You have to laugh at this highly simplistic argument for mass immigration that she makes…..
It is relatively easy to make the argument that freedom of movement furthers global justice. The World Bank has estimated that up to 50 per cent of a person’s income is determined by only one variable – their country of citizenship.
So everybody should move to the UK and their income will automatically rise and life will be fantastic? And what of Hong Kong, or Korea, or Taiwan or China, or India or Brazil…..did they all move here to improve their lives or did they build their own economies and create a more equal society, a richer and more prosperous society? Is it not better to improve a nation than to label it a basket case and give up on it and say you know what, let’s bring the population here and, well, we’ll house ’em somewhere, and get ’em some sort of job, and give them vouchers for the food banks. What of Germany and Japan after the war, did they move here or did they get on with it and rebuild their nations into industrial powerhouses, the envy of the world? And that was a Japan with no natural resources apart from the knowledge and skills of its workforce.
Interestingly in the same UN paper Long reveals that many, up to half, of ‘refugees’ admit they are actually migrating for economic reasons whilst officially claiming the reason as seeking asylum.
Here is her argument in a nutshell:
Yet for champions of global justice, the opposite is true. In 2009, the United Nations Development Programme (UNDP) determined that migrants who moved from a low-income to a high-income country saw, on average, a 15-fold increase in income, a doubling of education enrollment rates and a 16-fold reduction in child mortality numbers. Framed like this, migration is no longer contributing to the problem of inequality. In fact, on a global scale, it’s the solution.
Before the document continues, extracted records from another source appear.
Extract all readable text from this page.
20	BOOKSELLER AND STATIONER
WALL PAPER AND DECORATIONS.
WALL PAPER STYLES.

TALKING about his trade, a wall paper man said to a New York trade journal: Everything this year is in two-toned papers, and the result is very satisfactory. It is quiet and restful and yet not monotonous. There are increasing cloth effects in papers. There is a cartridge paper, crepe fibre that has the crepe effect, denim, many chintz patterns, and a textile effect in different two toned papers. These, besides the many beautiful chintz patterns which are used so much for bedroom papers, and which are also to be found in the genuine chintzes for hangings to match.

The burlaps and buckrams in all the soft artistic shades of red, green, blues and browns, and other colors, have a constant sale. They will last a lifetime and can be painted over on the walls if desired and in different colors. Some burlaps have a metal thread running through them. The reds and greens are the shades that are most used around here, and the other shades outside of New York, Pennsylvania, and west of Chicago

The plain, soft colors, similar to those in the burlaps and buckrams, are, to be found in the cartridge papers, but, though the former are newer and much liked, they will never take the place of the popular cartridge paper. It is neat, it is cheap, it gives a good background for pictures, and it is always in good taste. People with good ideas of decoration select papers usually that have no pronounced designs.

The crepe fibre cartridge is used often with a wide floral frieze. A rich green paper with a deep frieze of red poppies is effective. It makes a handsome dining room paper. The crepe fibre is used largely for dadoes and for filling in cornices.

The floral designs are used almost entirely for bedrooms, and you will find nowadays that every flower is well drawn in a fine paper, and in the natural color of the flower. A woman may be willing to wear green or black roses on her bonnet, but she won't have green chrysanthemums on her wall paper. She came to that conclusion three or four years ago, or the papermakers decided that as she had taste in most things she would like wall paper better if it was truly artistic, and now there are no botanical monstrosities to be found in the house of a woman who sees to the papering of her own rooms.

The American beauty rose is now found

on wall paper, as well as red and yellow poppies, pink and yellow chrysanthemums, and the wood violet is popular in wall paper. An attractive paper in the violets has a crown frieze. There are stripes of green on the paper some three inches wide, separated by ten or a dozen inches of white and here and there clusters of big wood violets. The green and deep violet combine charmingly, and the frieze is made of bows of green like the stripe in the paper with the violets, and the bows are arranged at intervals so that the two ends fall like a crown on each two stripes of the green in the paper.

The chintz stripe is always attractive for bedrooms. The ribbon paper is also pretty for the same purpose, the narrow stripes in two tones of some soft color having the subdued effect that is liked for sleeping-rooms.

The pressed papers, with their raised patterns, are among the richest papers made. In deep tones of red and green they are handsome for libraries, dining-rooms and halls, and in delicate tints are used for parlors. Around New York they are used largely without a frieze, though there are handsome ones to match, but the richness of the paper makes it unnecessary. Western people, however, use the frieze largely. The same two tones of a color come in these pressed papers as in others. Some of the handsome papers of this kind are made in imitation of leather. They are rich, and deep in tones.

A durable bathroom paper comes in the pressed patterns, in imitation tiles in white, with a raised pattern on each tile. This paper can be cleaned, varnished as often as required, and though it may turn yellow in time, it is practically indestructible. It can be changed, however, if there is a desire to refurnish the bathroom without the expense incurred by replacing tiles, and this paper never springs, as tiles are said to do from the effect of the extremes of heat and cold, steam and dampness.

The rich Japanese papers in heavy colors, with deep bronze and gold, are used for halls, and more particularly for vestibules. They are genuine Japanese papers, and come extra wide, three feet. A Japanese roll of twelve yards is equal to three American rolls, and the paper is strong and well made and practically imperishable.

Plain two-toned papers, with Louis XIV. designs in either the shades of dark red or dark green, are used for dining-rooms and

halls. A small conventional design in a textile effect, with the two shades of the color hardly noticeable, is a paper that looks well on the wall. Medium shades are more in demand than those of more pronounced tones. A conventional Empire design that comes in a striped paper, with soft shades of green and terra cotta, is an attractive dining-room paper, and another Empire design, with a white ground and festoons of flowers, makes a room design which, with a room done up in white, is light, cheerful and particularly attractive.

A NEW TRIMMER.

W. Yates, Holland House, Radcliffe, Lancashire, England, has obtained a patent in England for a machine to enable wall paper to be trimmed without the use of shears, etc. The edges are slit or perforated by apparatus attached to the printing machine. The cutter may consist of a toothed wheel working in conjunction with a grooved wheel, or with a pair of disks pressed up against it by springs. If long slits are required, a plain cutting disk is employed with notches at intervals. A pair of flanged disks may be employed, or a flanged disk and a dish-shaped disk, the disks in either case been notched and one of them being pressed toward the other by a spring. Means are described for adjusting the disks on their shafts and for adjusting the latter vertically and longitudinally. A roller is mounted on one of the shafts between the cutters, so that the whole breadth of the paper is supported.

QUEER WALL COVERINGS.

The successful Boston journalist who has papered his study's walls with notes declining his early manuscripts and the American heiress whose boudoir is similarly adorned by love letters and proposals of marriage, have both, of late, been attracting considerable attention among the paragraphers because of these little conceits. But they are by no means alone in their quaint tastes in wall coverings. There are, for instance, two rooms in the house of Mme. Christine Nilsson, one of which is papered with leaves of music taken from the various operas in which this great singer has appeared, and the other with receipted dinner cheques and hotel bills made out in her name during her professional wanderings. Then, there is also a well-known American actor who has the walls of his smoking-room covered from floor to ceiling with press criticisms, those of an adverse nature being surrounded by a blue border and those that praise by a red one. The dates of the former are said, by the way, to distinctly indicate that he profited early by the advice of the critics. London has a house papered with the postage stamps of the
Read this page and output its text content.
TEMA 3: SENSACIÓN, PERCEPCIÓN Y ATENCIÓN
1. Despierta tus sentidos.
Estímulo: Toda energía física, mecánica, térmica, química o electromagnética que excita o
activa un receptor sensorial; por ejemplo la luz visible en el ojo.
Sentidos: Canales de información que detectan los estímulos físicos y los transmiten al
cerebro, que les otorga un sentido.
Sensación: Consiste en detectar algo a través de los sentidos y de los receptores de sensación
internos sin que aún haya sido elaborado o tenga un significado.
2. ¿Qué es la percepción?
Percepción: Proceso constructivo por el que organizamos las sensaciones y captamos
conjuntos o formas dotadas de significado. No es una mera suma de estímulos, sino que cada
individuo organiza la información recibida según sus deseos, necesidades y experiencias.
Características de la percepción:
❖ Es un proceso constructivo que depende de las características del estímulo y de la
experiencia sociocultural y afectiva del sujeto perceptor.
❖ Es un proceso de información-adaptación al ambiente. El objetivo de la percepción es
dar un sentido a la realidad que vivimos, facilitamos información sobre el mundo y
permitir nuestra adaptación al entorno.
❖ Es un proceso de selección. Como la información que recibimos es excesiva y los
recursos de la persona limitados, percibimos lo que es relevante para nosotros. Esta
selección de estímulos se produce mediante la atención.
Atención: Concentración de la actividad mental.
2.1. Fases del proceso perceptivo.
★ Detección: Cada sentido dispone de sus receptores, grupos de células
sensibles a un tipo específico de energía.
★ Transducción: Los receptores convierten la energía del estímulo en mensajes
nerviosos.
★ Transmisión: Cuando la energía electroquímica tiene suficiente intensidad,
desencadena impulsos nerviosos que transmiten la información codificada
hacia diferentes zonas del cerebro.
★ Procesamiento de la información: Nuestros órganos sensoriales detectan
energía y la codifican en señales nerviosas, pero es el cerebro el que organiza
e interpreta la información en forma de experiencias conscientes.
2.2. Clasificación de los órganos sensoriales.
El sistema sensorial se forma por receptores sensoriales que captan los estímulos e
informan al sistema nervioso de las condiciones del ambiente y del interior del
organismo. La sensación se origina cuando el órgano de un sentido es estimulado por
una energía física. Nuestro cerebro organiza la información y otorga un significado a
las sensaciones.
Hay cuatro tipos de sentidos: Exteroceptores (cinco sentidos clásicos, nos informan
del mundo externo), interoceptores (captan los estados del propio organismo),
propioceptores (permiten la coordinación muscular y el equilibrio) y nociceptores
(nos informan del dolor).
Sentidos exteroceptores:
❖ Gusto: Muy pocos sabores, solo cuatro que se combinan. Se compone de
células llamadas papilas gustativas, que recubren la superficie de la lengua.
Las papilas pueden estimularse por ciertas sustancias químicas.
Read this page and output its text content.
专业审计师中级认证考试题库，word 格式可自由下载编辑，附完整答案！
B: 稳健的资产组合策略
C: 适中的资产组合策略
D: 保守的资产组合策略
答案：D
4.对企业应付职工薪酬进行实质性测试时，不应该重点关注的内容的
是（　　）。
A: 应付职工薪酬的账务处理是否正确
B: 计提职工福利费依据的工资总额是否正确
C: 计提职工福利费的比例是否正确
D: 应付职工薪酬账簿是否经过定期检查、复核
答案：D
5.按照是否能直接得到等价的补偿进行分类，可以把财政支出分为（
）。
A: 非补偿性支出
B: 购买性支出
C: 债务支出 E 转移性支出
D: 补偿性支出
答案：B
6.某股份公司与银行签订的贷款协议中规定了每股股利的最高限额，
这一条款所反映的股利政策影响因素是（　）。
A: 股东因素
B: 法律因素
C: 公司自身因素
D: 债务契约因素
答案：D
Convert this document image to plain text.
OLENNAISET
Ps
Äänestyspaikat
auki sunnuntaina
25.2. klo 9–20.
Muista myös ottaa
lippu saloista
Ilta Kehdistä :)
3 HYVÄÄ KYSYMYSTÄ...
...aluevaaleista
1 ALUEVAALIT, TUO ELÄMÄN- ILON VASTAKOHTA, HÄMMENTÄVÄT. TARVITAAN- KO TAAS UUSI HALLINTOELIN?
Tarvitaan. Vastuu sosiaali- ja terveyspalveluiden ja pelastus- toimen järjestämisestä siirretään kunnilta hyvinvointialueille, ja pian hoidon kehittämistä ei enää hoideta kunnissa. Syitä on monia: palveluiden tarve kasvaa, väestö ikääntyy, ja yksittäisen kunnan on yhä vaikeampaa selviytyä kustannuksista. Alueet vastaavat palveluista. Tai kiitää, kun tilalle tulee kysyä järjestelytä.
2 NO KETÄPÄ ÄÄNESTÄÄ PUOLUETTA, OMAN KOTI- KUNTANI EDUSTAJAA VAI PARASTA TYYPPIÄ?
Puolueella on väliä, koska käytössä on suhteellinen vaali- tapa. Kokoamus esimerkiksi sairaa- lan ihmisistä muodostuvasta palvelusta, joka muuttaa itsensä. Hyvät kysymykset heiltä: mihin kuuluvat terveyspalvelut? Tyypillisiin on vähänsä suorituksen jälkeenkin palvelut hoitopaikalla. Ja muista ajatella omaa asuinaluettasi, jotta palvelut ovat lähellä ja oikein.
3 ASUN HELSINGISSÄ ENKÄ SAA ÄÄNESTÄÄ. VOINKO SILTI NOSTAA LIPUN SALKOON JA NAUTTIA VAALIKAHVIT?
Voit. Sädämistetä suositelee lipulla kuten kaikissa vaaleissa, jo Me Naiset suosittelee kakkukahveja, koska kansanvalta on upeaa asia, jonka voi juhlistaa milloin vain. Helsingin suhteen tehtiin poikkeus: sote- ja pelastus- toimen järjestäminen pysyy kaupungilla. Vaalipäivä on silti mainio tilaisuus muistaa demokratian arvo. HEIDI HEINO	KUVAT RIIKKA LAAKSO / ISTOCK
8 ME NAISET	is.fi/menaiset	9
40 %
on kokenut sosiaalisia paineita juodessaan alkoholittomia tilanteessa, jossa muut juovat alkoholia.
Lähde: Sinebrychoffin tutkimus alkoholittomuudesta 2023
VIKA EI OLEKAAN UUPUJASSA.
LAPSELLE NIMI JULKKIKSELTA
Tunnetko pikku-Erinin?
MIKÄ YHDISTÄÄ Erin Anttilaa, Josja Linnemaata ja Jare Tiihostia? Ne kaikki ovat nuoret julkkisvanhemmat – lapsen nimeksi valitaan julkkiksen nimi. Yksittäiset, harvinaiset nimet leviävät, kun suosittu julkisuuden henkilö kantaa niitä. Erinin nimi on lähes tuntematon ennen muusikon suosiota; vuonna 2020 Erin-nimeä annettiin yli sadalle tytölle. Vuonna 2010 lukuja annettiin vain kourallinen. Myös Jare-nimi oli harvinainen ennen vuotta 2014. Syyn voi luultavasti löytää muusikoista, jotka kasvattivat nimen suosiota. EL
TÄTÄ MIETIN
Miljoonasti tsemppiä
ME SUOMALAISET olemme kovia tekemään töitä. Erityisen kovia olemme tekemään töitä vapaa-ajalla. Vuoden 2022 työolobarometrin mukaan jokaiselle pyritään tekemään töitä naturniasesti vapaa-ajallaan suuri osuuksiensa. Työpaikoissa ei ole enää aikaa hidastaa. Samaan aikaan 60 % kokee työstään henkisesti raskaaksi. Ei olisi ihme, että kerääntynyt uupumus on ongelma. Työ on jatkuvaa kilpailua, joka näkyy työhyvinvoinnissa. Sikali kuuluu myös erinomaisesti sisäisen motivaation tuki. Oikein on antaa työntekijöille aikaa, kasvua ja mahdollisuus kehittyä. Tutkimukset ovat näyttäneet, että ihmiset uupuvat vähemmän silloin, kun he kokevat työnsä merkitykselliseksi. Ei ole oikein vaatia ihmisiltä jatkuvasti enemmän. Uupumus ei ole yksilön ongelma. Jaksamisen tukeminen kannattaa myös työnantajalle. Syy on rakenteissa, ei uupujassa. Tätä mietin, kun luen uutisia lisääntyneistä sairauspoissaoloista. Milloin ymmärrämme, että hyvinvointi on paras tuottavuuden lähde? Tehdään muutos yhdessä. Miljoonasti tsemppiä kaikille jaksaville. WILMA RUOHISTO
Immigration, she says, means the immigrant will have a much better life and the country that welcomes him or her will also benefit, as will the country that the migrants leave behind.
She admits that national interests make this argument hard to make…but that is because, she tells us, the people who oppose immigration are wrong, ill-informed, making their judgements based on ‘dubious’ information…
When it comes to politics, global justice arguments can’t simply trump national ones because – at an almost instinctive level – the vast majority of people would claim that nations – communities – are important, and effects of migration at a local level can’t simply be discounted.
It’s therefore important to recognize that the evidence for many claims made about the injurious effects of immigration upon locals is dubious.
Sounds a familiar argument….one that brings us straight to the BBC and indeed the answer as to why the BBC is broadcasting this talk by such an obviously biased, fanatically pro-immigration left wing ‘champion of global justice’ as Long.
The BBC is pro-immigration, it thinks, as Long does, that the British public are prejudiced, racist, and uneducated about the true facts on immigration. They oppose immigration because they don’t understand the enormous benefits it brings them, nor do they have the humane principles and compassion that are the lifeblood of any half decent BBC journalist and which enables him or her to adopt the moral high ground and lecture them rather grandly and piously about the need to open the borders ever wider.
Where are the voices making the opposite arguments on the BBC?
The BBC, still on the immigration campaign trail. News?…what’s that then?